Post
Topic
Board Securities
Re: S.MG - The Ministry of Games.
by
MPOE-PR
on 15/06/2013, 11:17:54 UTC
It's very easy to control the cashflow in the game. Handling the game currency isn't the issue, it's what players do with it, which you can't control. Sometimes this is good, sometime this is bad.

This is completely false, for the record. It is impossible to control the cashflow of fiat gold in a game even if you are exceptionally gifted in the field [of finance]. Absolutely nobody ever involved in game production to date was, and consequently this impression that "it's easy" and a solved problem simply belies a lot of Dunning-Kruger effect (ie, people are too clueless to even realize how clueless they are).

For that matter if you ask any fiat, inflationary economist they'll tell you the exact same thing: it's easy to control the cashflow in a country and mostly a solved problem. It never happens to be the case, in spite of actually gifted people in the field [of finance] being involved. So no, by no means has there yet existed an MMORPG which correctly handles the game gold problem, and I'm pretty sure unless this project succeeds there won't be for a long, long time (because people who grok this sort of thing are usually spending their time elsewhere, and it's a quite unique and incredible alignment of political and financial interests that has happened to declare the village of Gameville the site of what will be a famous battle, so there's all sorts of high value bipedals the likes of which Gameville's never seen before swarming around it - the windup to the "George Washington slept here" cultural phenomenon).

Usually people think you incompetent when you use less than the best examples, like calling Kenny G a jazz musician in front of Miles Davis.

Ehehe, good pic.

But yes, it's true, using less than the best example to make your own case is usually construed as incompetence ("he either doesn't know the field enough or doesn't understand the problem enough to pick the better example") whereas doing the same to represent the opposing case is usually construed as at best incompetence. Way of the world.

An RPG by design requires grinding, some force it by design. You can't beat a boss, you grind levels until you're strong enough to do so. Farming, (if you're defining it as the act of grinding mobs for the sole purpose of acquiring loot), on it's own accord doesn't inflate the economy. When it's combined with mass sell-offs, like anything else, then the economy in the game tanks due to inflationary reasons. This I completely understand. Final Fantasy XI suffered massive inflation due to Chinese farmers selling Gil as a business. The only option Square had was to delete some billion+ Gil to force deflation.

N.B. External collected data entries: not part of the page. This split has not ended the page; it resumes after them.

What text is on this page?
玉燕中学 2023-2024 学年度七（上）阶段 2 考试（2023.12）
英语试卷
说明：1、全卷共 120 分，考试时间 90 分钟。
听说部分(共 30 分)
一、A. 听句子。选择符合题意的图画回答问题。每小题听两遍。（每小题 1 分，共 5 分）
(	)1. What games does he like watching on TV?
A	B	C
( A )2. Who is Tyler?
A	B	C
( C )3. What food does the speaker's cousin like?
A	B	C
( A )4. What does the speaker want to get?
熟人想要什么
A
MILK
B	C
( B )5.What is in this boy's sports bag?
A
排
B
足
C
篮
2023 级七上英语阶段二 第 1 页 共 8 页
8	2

This is an intricate point, because it's made out of completely different things which you improperly conflate.

So, first off: a BAD design requires grinding. That's all. It has nothing to do with RPGs; a bad marriage design requires marriage grinding, a badly organized job requires job grinding, a badly designed RPG requires RPG grinding.

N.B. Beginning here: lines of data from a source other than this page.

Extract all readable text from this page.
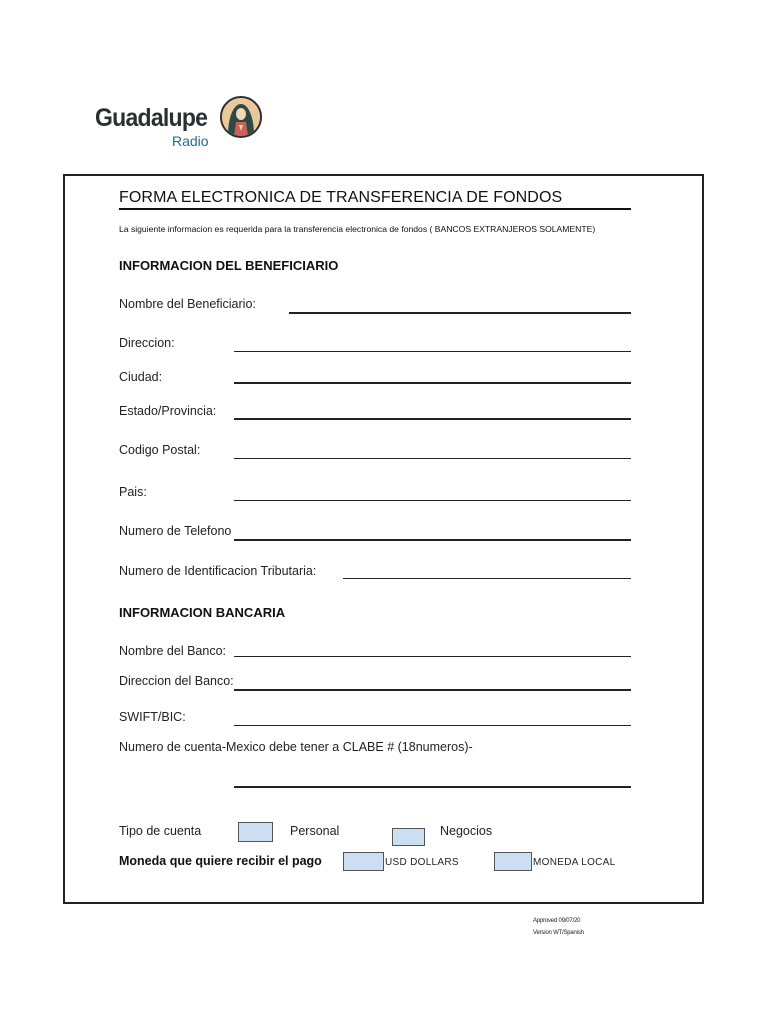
Guadalupe
Radio
FORMA ELECTRONICA DE TRANSFERENCIA DE FONDOS
La siguiente informacion es requerida para la transferencia electronica de fondos ( BANCOS EXTRANJEROS SOLAMENTE)
INFORMACION DEL BENEFICIARIO
Nombre del Beneficiario:
Direccion:
Ciudad:
Estado/Provincia:
Codigo Postal:
Pais:
Numero de Telefono
Numero de Identificacion Tributaria:
INFORMACION BANCARIA
Nombre del Banco:
Direccion del Banco:
SWIFT/BIC:
Numero de cuenta-Mexico debe tener a CLABE # (18numeros)-
Tipo de cuenta	Personal	Negocios
Moneda que quiere recibir el pago	USD DOLLARS	MONEDA LOCAL
Approved 09/07/20
Version WT/Spanish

Second: farming is the act of playing half the game. If the flow of gameplay can be divided into two portions, portion A and portion B, where A is perceived by players as extraneous to their enjoyment of the game, then A will be outsourced (to Chinese businesses, of course) and the game is broken. This is exactly what farming proves (to the hardheaded idiots who think "they solved currency" above): the game is badly designed.

Third: farming always inflates the economy. It makes no difference if it is or if it isn't combined with mass sell-offs of anything, this is clueless voodooman blaming one of the symptoms, much akin to medieval minds thinking that the coughing is what makes phthisic patients lose weight and there's no such thing as Koch's bacillus. The presence of meaningless crap that's money in name only is the problem, and the game designer trying to apply Western welfarism to "make the game better" (or moreover, just because he's culturally immersed in welfarism and can't quite think outside of Weber for lack of any exposure to actual culture, or even to first hand Weber crap for that matter) fails for the same reason the same nonsense fails when applied by politicians (who often seem children who aspired to design games but never got anywhere, much like our friend usagi). IRL they tend to blame "speculators" (look at Venezuela) for the IRL equivalent of "massive sell-offs". Nonsense & poppycock, they broke it, not the Chinese businessmen providing the very valuable and very respectable service of making it plain how stupid Mr. Designerman was.

Lastly, the idea that deleting players' cash is even something game management may contemplate, let alone implement is fucking scandalous.

Bitcoin will definitely solve 2), and I assume you're going to limit 1) as you see fit.

Actually I'm told there's going to be a Design Document Highlights announcement later on, so commentary on this will have to wait for that.

Repeating the formula never works because the timing no longer exists. "Right place right time" sort of thing I suppose.

It'd seem it's not because of time, tho. It'd seem it's because "we already have that, ty".

Second Life?

Yeah, perhaps that also counts for "largest", depending how you look at things. Good point.